Dove va la Casa del Jazz? (3) - Il Nuovo Corriere di Roma e del Lazio | Il Nuovo Corriere di Roma e del Lazio
Direttore responsabile Giovanni Tagliapietra

Dove va la Casa del Jazz? (3)

Casa del JazzEccoci alla terza puntata di questa sorta di telenovela che ha per protagonisti la Casa del Jazz e il Comune di Roma.

E’ passata un’altra settimana e naturalmente la struttura resta ancora senza testa: è triste sentire uomini politici parlare tanto di cultura, di priorità da dare a questo settore e poi scoprire, alla prova dei fatti, che nulla cambia.
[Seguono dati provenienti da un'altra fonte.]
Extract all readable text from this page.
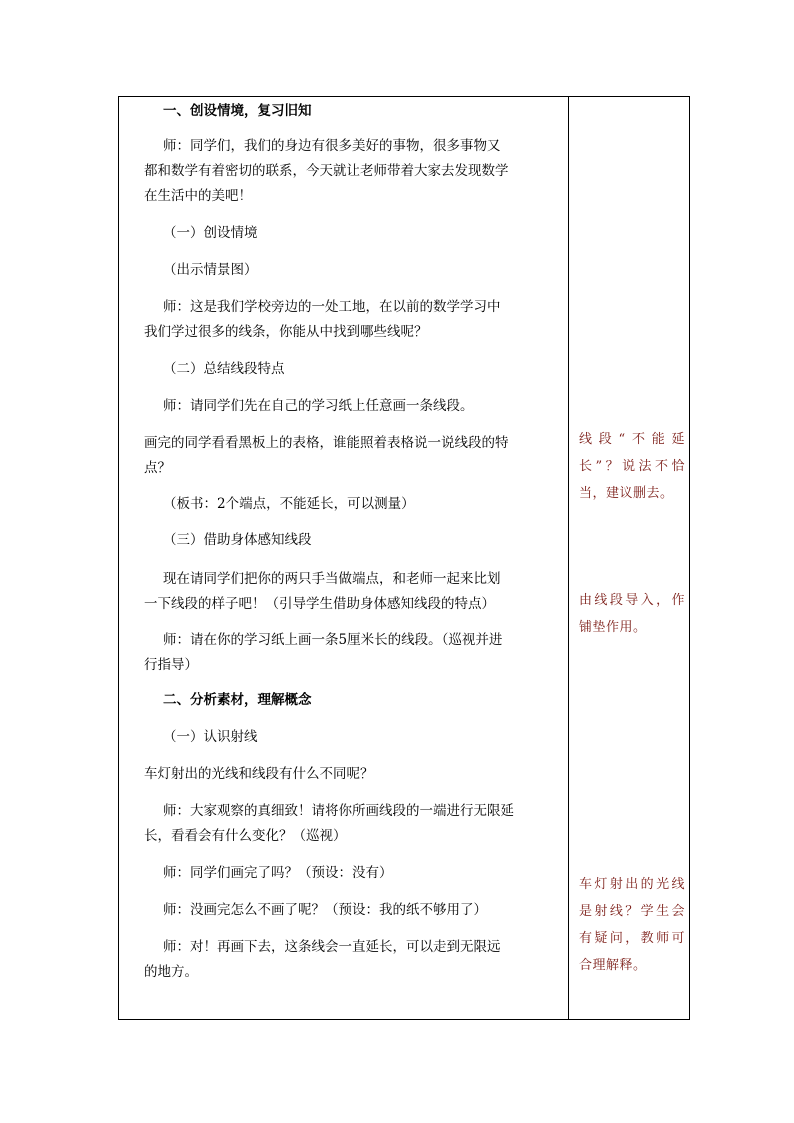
一、创设情境，复习旧知
师：同学们，我们的身边有很多美好的事物，很多事物又
都和数学有着密切的联系，今天就让老师带着大家去发现数学
在生活中的美吧！
（一）创设情境
（出示情景图）
师：这是我们学校旁边的一处工地，在以前的数学学习中
我们学过很多的线条，你能从中找到哪些线呢？
（二）总结线段特点
师：请同学们先在自己的学习纸上任意画一条线段。
画完的同学看看黑板上的表格，谁能照着表格说一说线段的特
点？
（板书：2个端点，不能延长，可以测量）
（三）借助身体感知线段
现在请同学们把你的两只手当做端点，和老师一起来比划
一下线段的样子吧！（引导学生借助身体感知线段的特点）
师：请在你的学习纸上画一条5厘米长的线段。（巡视并进
行指导）
二、分析素材，理解概念
（一）认识射线
车灯射出的光线和线段有什么不同呢？
师：大家观察的真细致！请将你所画线段的一端进行无限延
长，看看会有什么变化？（巡视）
师：同学们画完了吗？（预设：没有）
师：没画完怎么不画了呢？（预设：我的纸不够用了）
师：对！再画下去，这条线会一直延长，可以走到无限远
的地方。
线段“不能延长”？说法不恰当，建议删去。
由线段导入，作铺垫作用。
车灯射出的光线是射线？学生会有疑问，教师可合理解释。
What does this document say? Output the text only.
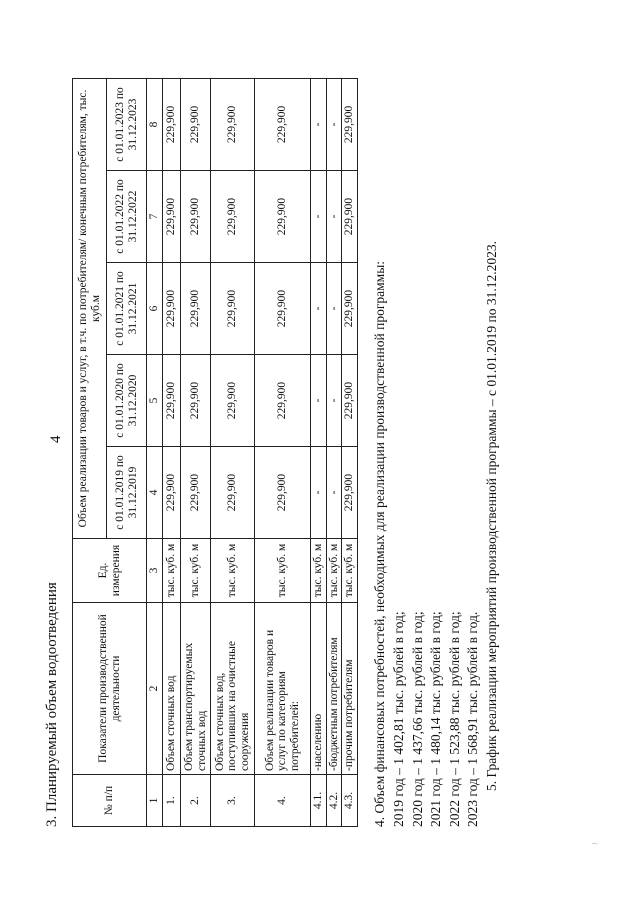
4
3. Планируемый объем водоотведения	№ п/п	Показатели производственной деятельности	Ед. измерения	Объем реализации товаров и услуг, в т.ч. по потребителям/ конечным потребителям, тыс. куб.м				
			с 01.01.2019 по 31.12.2019	с 01.01.2020 по 31.12.2020	с 01.01.2021 по 31.12.2021	с 01.01.2022 по 31.12.2022	с 01.01.2023 по 31.12.2023
1	2	3	4	5	6	7	8
1.	Объем сточных вод	тыс. куб. м	229,900	229,900	229,900	229,900	229,900
2.	Объем транспортируемых сточных вод	тыс. куб. м	229,900	229,900	229,900	229,900	229,900
3.	Объем сточных вод, поступивших на очистные сооружения	тыс. куб. м	229,900	229,900	229,900	229,900	229,900
4.	Объем реализации товаров и услуг по категориям потребителей:	тыс. куб. м	229,900	229,900	229,900	229,900	229,900
4.1.	-населению	тыс. куб. м	-	-	-	-	-
4.2.	-бюджетным потребителям	тыс. куб. м	-	-	-	-	-
4.3.	-прочим потребителям	тыс. куб. м	229,900	229,900	229,900	229,900	229,900
4. Объем финансовых потребностей, необходимых для реализации производственной программы: 2019 год – 1 402,81 тыс. рублей в год; 2020 год – 1 437,66 тыс. рублей в год; 2021 год – 1 480,14 тыс. рублей в год; 2022 год – 1 523,88 тыс. рублей в год; 2023 год – 1 568,91 тыс. рублей в год. 5. График реализации мероприятий производственной программы – с 01.01.2019 по 31.12.2023.
⁾
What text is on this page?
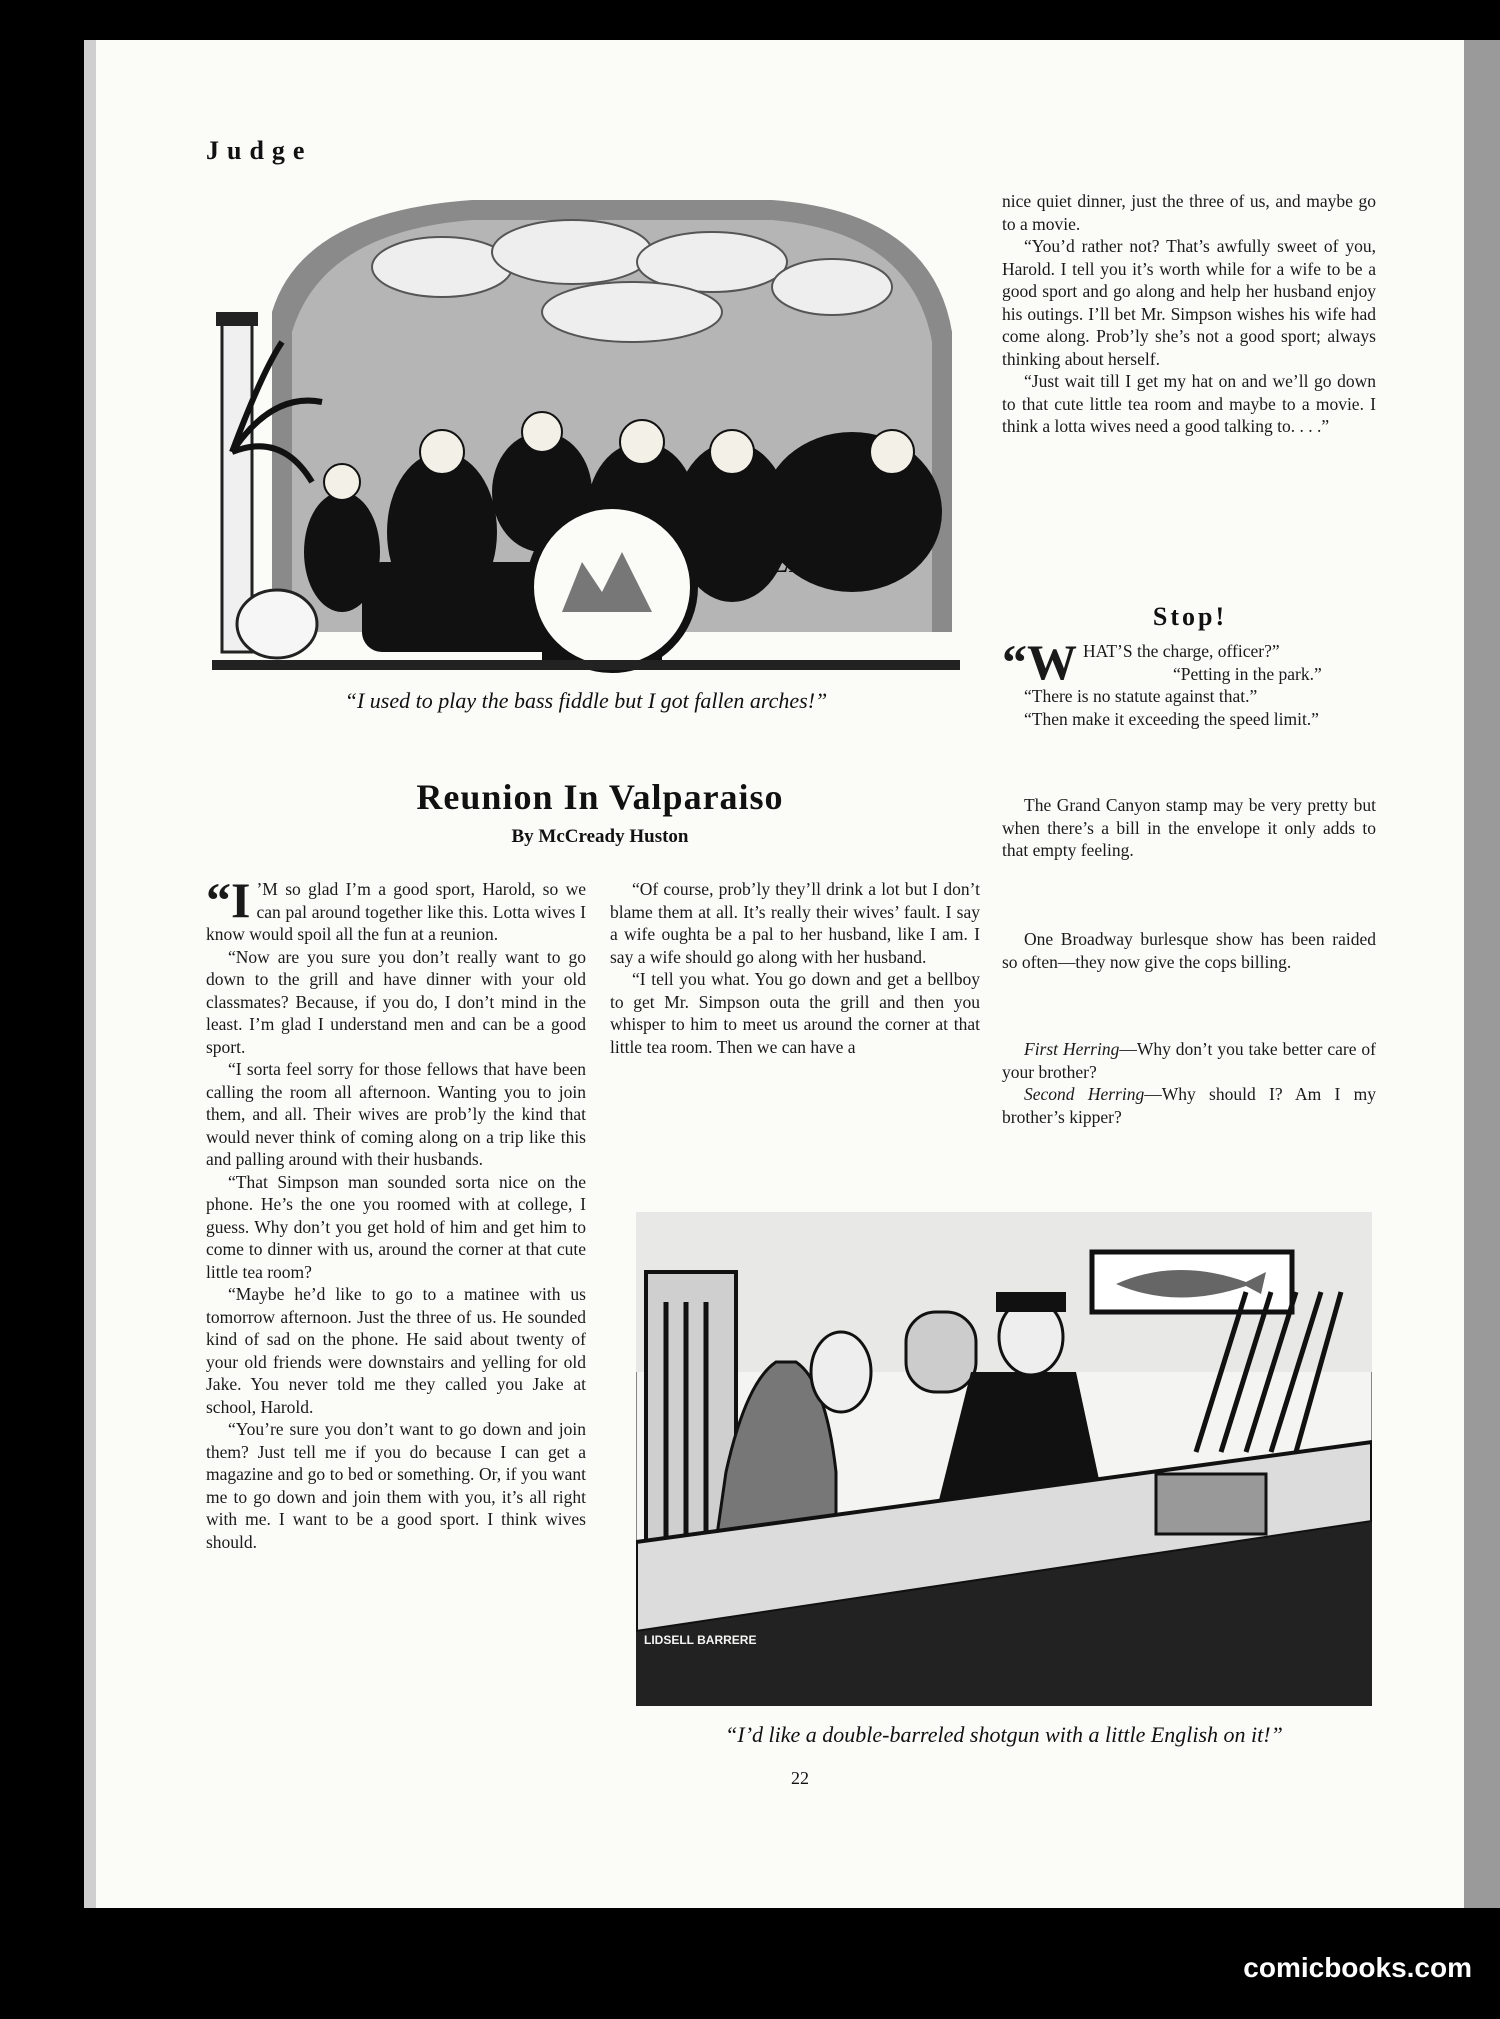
Judge
ZEZY
“I used to play the bass fiddle but I got fallen arches!”
Reunion In Valparaiso
By McCready Huston

“I ’M so glad I’m a good sport, Harold, so we can pal around together like this. Lotta wives I know would spoil all the fun at a reunion.

“Now are you sure you don’t really want to go down to the grill and have dinner with your old classmates? Because, if you do, I don’t mind in the least. I’m glad I understand men and can be a good sport.

“I sorta feel sorry for those fellows that have been calling the room all afternoon. Wanting you to join them, and all. Their wives are prob’ly the kind that would never think of coming along on a trip like this and palling around with their husbands.

“That Simpson man sounded sorta nice on the phone. He’s the one you roomed with at college, I guess. Why don’t you get hold of him and get him to come to dinner with us, around the corner at that cute little tea room?

“Maybe he’d like to go to a matinee with us tomorrow afternoon. Just the three of us. He sounded kind of sad on the phone. He said about twenty of your old friends were downstairs and yelling for old Jake. You never told me they called you Jake at school, Harold.

“You’re sure you don’t want to go down and join them? Just tell me if you do because I can get a magazine and go to bed or something. Or, if you want me to go down and join them with you, it’s all right with me. I want to be a good sport. I think wives should.

“Of course, prob’ly they’ll drink a lot but I don’t blame them at all. It’s really their wives’ fault. I say a wife oughta be a pal to her husband, like I am. I say a wife should go along with her husband.

“I tell you what. You go down and get a bellboy to get Mr. Simpson outa the grill and then you whisper to him to meet us around the corner at that little tea room. Then we can have a

nice quiet dinner, just the three of us, and maybe go to a movie.

“You’d rather not? That’s awfully sweet of you, Harold. I tell you it’s worth while for a wife to be a good sport and go along and help her husband enjoy his outings. I’ll bet Mr. Simpson wishes his wife had come along. Prob’ly she’s not a good sport; always thinking about herself.

“Just wait till I get my hat on and we’ll go down to that cute little tea room and maybe to a movie. I think a lotta wives need a good talking to. . . .”

Stop!

“W HAT’S the charge, officer?”

“Petting in the park.”

“There is no statute against that.”

“Then make it exceeding the speed limit.”

The Grand Canyon stamp may be very pretty but when there’s a bill in the envelope it only adds to that empty feeling.

One Broadway burlesque show has been raided so often—they now give the cops billing.

First Herring—Why don’t you take better care of your brother?

Second Herring—Why should I? Am I my brother’s kipper?

LIDSELL BARRERE
“I’d like a double-barreled shotgun with a little English on it!”
22
comicbooks.com
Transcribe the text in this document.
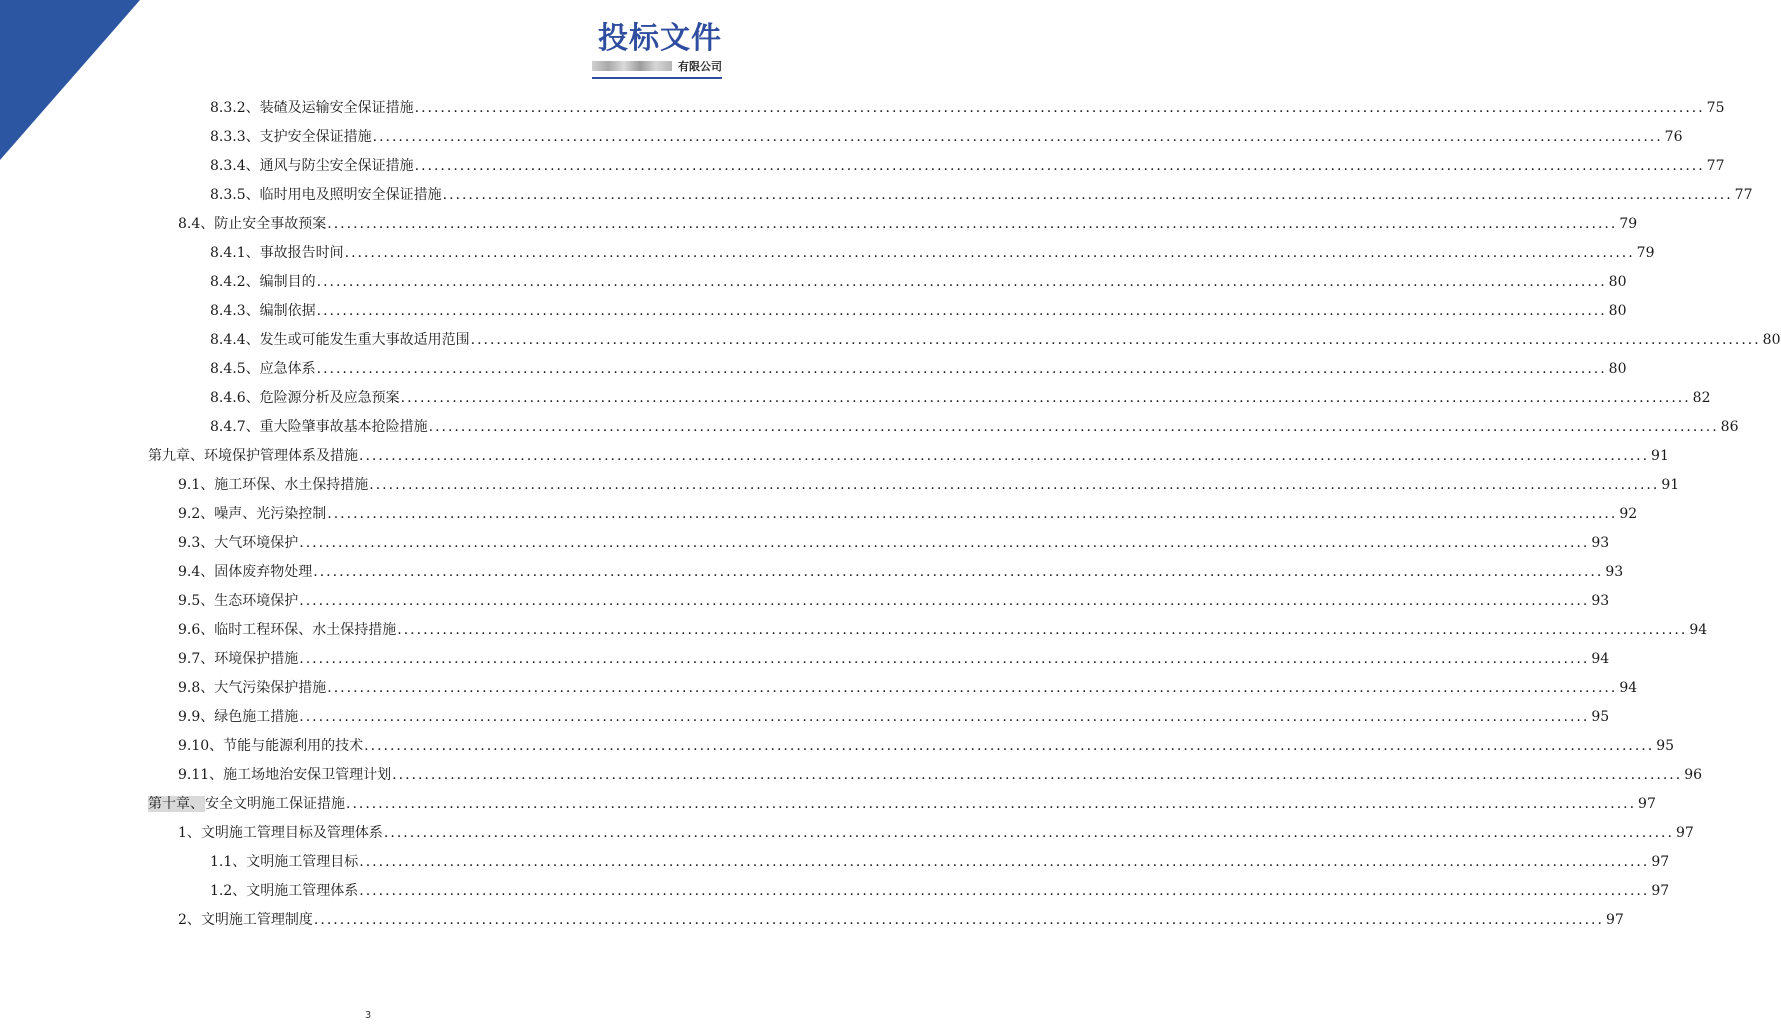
投标文件
有限公司
8.3.2、装碴及运输安全保证措施 ........................................................................................................................................................................................................ 75
8.3.3、支护安全保证措施 ........................................................................................................................................................................................................ 76
8.3.4、通风与防尘安全保证措施 ........................................................................................................................................................................................................ 77
8.3.5、临时用电及照明安全保证措施 ........................................................................................................................................................................................................ 77
8.4、防止安全事故预案 ........................................................................................................................................................................................................ 79
8.4.1、事故报告时间 ........................................................................................................................................................................................................ 79
8.4.2、编制目的 ........................................................................................................................................................................................................ 80
8.4.3、编制依据 ........................................................................................................................................................................................................ 80
8.4.4、发生或可能发生重大事故适用范围 ........................................................................................................................................................................................................ 80
8.4.5、应急体系 ........................................................................................................................................................................................................ 80
8.4.6、危险源分析及应急预案 ........................................................................................................................................................................................................ 82
8.4.7、重大险肇事故基本抢险措施 ........................................................................................................................................................................................................ 86
第九章、环境保护管理体系及措施 ........................................................................................................................................................................................................ 91
9.1、施工环保、水土保持措施 ........................................................................................................................................................................................................ 91
9.2、噪声、光污染控制 ........................................................................................................................................................................................................ 92
9.3、大气环境保护 ........................................................................................................................................................................................................ 93
9.4、固体废弃物处理 ........................................................................................................................................................................................................ 93
9.5、生态环境保护 ........................................................................................................................................................................................................ 93
9.6、临时工程环保、水土保持措施 ........................................................................................................................................................................................................ 94
9.7、环境保护措施 ........................................................................................................................................................................................................ 94
9.8、大气污染保护措施 ........................................................................................................................................................................................................ 94
9.9、绿色施工措施 ........................................................................................................................................................................................................ 95
9.10、节能与能源利用的技术 ........................................................................................................................................................................................................ 95
9.11、施工场地治安保卫管理计划 ........................................................................................................................................................................................................ 96
第十章、安全文明施工保证措施 ........................................................................................................................................................................................................ 97
1、文明施工管理目标及管理体系 ........................................................................................................................................................................................................ 97
1.1、文明施工管理目标 ........................................................................................................................................................................................................ 97
1.2、文明施工管理体系 ........................................................................................................................................................................................................ 97
2、文明施工管理制度 ........................................................................................................................................................................................................ 97
3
Nelle scorse puntate ci siamo occupati dei probabili candidati alla sostituzione di Gampiero Rubei come direttore artistico della “Casa” e di come le autorità comunali, infischiandosene bellamente degli impegni presi dalla precedente gestione, abbiano pensato bene di cancellare le serate saltate per colpa del pino caduto sulla struttura (e delle tre settimane impiegate dal Comune per rimuoverlo).

Comunque a parte tutto ciò resta il problema di fondo che il Comune deve risolvere se vuole che la Villa Osio abbia ancora vita e senso logico; in poche parole si tratta di capire cosa si vuol fare di questa pur importante ed unica struttura.

A nostro avviso la Casa del Jazz soffre di un malessere che l’ha attanagliata sin dall’inizio, vale a dire la difficoltà di individuarne esattamente i “compiti” in una metropoli come Roma. Ora è chiaro che data la ridotta dimensione della sala (circa 150 posti) la mission non può essere quella di organizzare concerti, demandando tale funzione, caso mai,  al periodo estivo quando si può usufruire di un magnifico parco.

E allora? Allora a nostro avviso la “mission” può essere dedotta dal nome stesso: la Casa del Jazz e quindi la casa di questo genere musicale nelle sue molteplici espressioni che non riguardano solo i concerti ma ad esempio la strutturazione di un centro studi, l’organizzazione di sempre più numerosi eventi di divulgazione, l’apertura delle sue porte ai giovani emergenti per la presentazione delle loro “opere prime”, l’impiego dei locali come sala prova (magari attraverso il pagamento di un modesto canone), la concessione dello spazio ai musicisti per incontrarsi, conoscersi e magari sperimentare ciò che vogliono. Insomma uno spazio dedicato in primo luogo ai jazzisti che potrebbero e dovrebbero trovare nella Casa una struttura pronta ad ospitarli  senza necessariamente essere grandi e famosi. Ma per raggiungere questi obiettivi risulta prioritario che il Comune se ne assuma la responsabilità e faccia uscire la Casa del Jazz da quella contraddizione cui facevamo riferimento per rispondere davvero alle aspettative di tanti appassionati e di un numero crescente di bravi musicisti.